« Comprendre les temps qui sont les nôtres », Bonnes feuilles (V), en librairie depuis le 6 mars

Comprendre les temps qui sont les nôtres
Comprendre les temps qui sont les nôtres en librairie depuis le 6 mars, et ici.

Être mort ou ne pas être mort

9 AOÛT 2007

Aujourd’hui, c’est l’anniversaire de mariage de mes parents. Il ne sera pas célébré, si ce n’est par ma sœur et moi dans notre tête : mon père est mort au printemps 2002, ma mère en janvier 2003.

« Être mort » est une étiquette que j’accole à des gens que je n’ai pas vu depuis longtemps. Je pense par exemple à des membres de ma famille quand j’étais petit, et je me dis : « Celui–ci est mort… celui–là n’est pas mort… » Ceci dit, ceux qui ne sont pas morts, cela ne m’offre aucune garantie que je les revoie un jour.

Je rêve quelquefois à des gens qui sont morts. Et je sais qu’ils sont morts : il est très rare que je me réveille au matin en me disant « J’ai rêvé à une personne morte en croyant qu’elle était en vie », non, je sais dans mon rêve qu’elle est morte, je le lui dis d’ailleurs : je dis « Tiens, je croyais que tu étais mort ». Il ne répond pas, il ne répond jamais : il m’adresse un fin sourire mais se retient bien de nier l’évidence.

Dani (1976-2007)

18 SEPTEMBRE 2007

La maman d’Adriana l’a appelée hier soir : « J’ai une très mauvaise nouvelle à t’apprendre. Je t’appelle dans la soirée pour que tu n’ailles pas au travail en pleurant. Ton amie Dani est morte dans un accident ». Adriana a répondu : « Ah, oui ! Mais comment va–t–elle maintenant ? »

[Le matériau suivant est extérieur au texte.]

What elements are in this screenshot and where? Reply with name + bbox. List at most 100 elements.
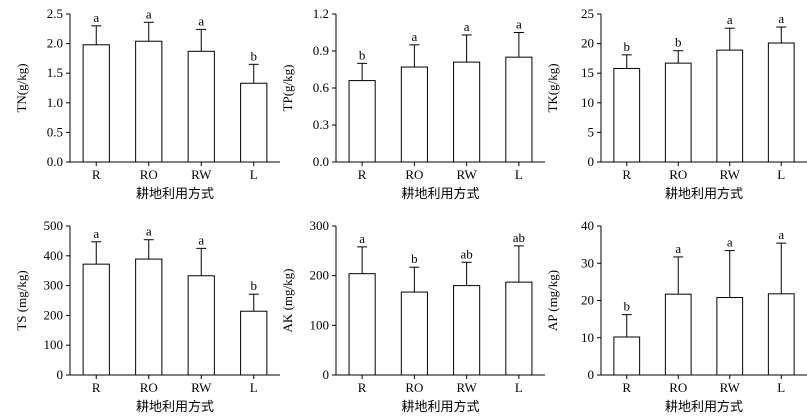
x-tick-label: RO bbox=[140, 380, 158, 395]
y-tick-label: 200 bbox=[44, 307, 64, 322]
significance-letter: a bbox=[727, 235, 733, 250]
significance-letter: a bbox=[359, 231, 365, 246]
x-axis-label: 耕地利用方式 bbox=[401, 186, 479, 201]
significance-letter: ab bbox=[460, 246, 472, 261]
bar bbox=[505, 281, 533, 376]
x-tick-label: L bbox=[777, 380, 785, 395]
significance-letter: b bbox=[411, 251, 418, 266]
bar bbox=[348, 273, 376, 376]
chart-panel: 0 100 200 300 AK (mg/kg) a Rb RO ab RW ab L 耕地利用方式 bbox=[280, 218, 545, 414]
x-axis-label: 耕地利用方式 bbox=[665, 186, 743, 201]
x-tick-label: R bbox=[358, 167, 367, 182]
bar bbox=[767, 293, 795, 376]
y-tick-label: 5 bbox=[588, 124, 595, 139]
y-tick-label: 0 bbox=[323, 367, 330, 382]
bar bbox=[187, 275, 215, 376]
bar bbox=[348, 80, 376, 163]
y-tick-label: 10 bbox=[581, 95, 594, 110]
significance-letter: b bbox=[624, 39, 631, 54]
x-axis-label: 耕地利用方式 bbox=[401, 399, 479, 414]
x-tick-label: L bbox=[515, 167, 523, 182]
y-tick-label: 0.0 bbox=[47, 154, 63, 169]
y-tick-label: 0.6 bbox=[313, 80, 330, 95]
significance-letter: a bbox=[146, 6, 152, 21]
bar bbox=[135, 40, 163, 163]
significance-letter: b bbox=[251, 278, 258, 293]
x-axis-label: 耕地利用方式 bbox=[665, 399, 743, 414]
bar bbox=[400, 291, 428, 376]
x-tick-label: RO bbox=[669, 167, 687, 182]
y-tick-label: 2.0 bbox=[47, 36, 63, 51]
bar bbox=[82, 263, 110, 376]
y-axis-label: TP(g/kg) bbox=[280, 65, 295, 112]
y-tick-label: 0.3 bbox=[313, 117, 329, 132]
y-tick-label: 1.0 bbox=[47, 95, 63, 110]
x-tick-label: RO bbox=[405, 380, 423, 395]
y-axis-label: TK(g/kg) bbox=[545, 63, 560, 112]
significance-letter: a bbox=[198, 232, 204, 247]
y-tick-label: 0 bbox=[57, 367, 64, 382]
y-tick-label: 10 bbox=[581, 330, 594, 345]
x-tick-label: L bbox=[250, 380, 258, 395]
bar bbox=[187, 50, 215, 163]
significance-letter: ab bbox=[513, 230, 525, 245]
y-tick-label: 400 bbox=[44, 248, 64, 263]
y-tick-label: 40 bbox=[581, 218, 594, 233]
y-tick-label: 200 bbox=[310, 268, 330, 283]
bar bbox=[505, 56, 533, 163]
bar bbox=[453, 61, 481, 163]
x-tick-label: R bbox=[92, 380, 101, 395]
significance-letter: a bbox=[93, 10, 99, 25]
significance-letter: a bbox=[778, 11, 784, 26]
y-axis-label: TS (mg/kg) bbox=[14, 270, 29, 330]
significance-letter: a bbox=[516, 17, 522, 32]
bar bbox=[400, 66, 428, 163]
y-axis-label: AK (mg/kg) bbox=[280, 269, 295, 333]
x-axis-label: 耕地利用方式 bbox=[136, 399, 214, 414]
bar bbox=[767, 42, 795, 163]
x-tick-label: RO bbox=[669, 380, 687, 395]
y-tick-label: 0.0 bbox=[313, 154, 329, 169]
bar bbox=[135, 258, 163, 376]
bar bbox=[240, 82, 268, 163]
significance-letter: a bbox=[675, 241, 681, 256]
y-tick-label: 100 bbox=[44, 337, 64, 352]
y-tick-label: 100 bbox=[310, 317, 330, 332]
x-tick-label: RO bbox=[405, 167, 423, 182]
bar bbox=[453, 285, 481, 376]
significance-letter: a bbox=[146, 224, 152, 239]
significance-letter: a bbox=[198, 13, 204, 28]
y-tick-label: 0.5 bbox=[47, 124, 63, 139]
x-tick-label: R bbox=[92, 167, 101, 182]
y-tick-label: 2.5 bbox=[47, 6, 63, 21]
y-axis-label: TN(g/kg) bbox=[14, 63, 29, 112]
y-tick-label: 300 bbox=[310, 218, 330, 233]
bar bbox=[613, 67, 641, 163]
y-tick-label: 0 bbox=[588, 367, 595, 382]
y-tick-label: 20 bbox=[581, 293, 594, 308]
x-tick-label: L bbox=[515, 380, 523, 395]
chart-panel: 0 10 20 30 40 AP (mg/kg) b Ra RO a RW a L 耕地利用方式 bbox=[545, 218, 807, 414]
y-tick-label: 30 bbox=[581, 255, 594, 270]
significance-letter: b bbox=[251, 48, 258, 63]
bar bbox=[613, 336, 641, 376]
x-tick-label: L bbox=[250, 167, 258, 182]
significance-letter: b bbox=[675, 35, 682, 50]
y-tick-label: 1.5 bbox=[47, 65, 63, 80]
bar bbox=[82, 44, 110, 163]
significance-letter: a bbox=[778, 227, 784, 242]
x-tick-label: RW bbox=[191, 167, 212, 182]
significance-letter: a bbox=[93, 226, 99, 241]
x-tick-label: R bbox=[622, 167, 631, 182]
y-tick-label: 1.2 bbox=[313, 6, 329, 21]
significance-letter: a bbox=[727, 12, 733, 27]
x-tick-label: RW bbox=[457, 380, 478, 395]
bar bbox=[664, 293, 692, 376]
y-tick-label: 0 bbox=[588, 154, 595, 169]
significance-letter: b bbox=[624, 299, 631, 314]
y-tick-label: 0.9 bbox=[313, 43, 329, 58]
x-tick-label: R bbox=[622, 380, 631, 395]
x-tick-label: RO bbox=[140, 167, 158, 182]
x-tick-label: RW bbox=[457, 167, 478, 182]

J’ai trouvé ça très beau parce que ça nous montre à quel point la mort des autres nous est inadmissible. Le deuil, nous finissons par le faire, à force de persévérance : nous faisons petit à petit une croix sur tous les regards, tous les sourires qui restaient à échanger. Toutes les conversations encore à venir, il faut se les rentrer dans la gorge, une fois pour toutes, et cela fait très mal.

La mémoire et la lumière

9 JANVIER 2008

Nous sommes passés hier devant Saint-Germain l’Auxerrois. Adriana a dit : « Oh ! Une belle église : est-ce qu’on peut entrer ? » La porte était ouverte. Elle m’a jeté furtivement : « Je sais que tu ne crois pas à ces choses-là ! », avant de tremper le doigt dans le bénitier et de se signer comme les Orthodoxes : de la droite vers la gauche. Elle est allée s’asseoir. Moi, je suis resté debout au fond de la nef.

Au bout d’un moment, elle est revenue me demander de la monnaie pour un cierge. Nous sommes restés là, l’un contre l’autre, à contempler la petite flamme, tout agitée par les courants d’air.

Je ne crois pas à « ces choses-là », sans doute, mais il n’est pas vrai que je ne croie ni à la mémoire ni à la lumière.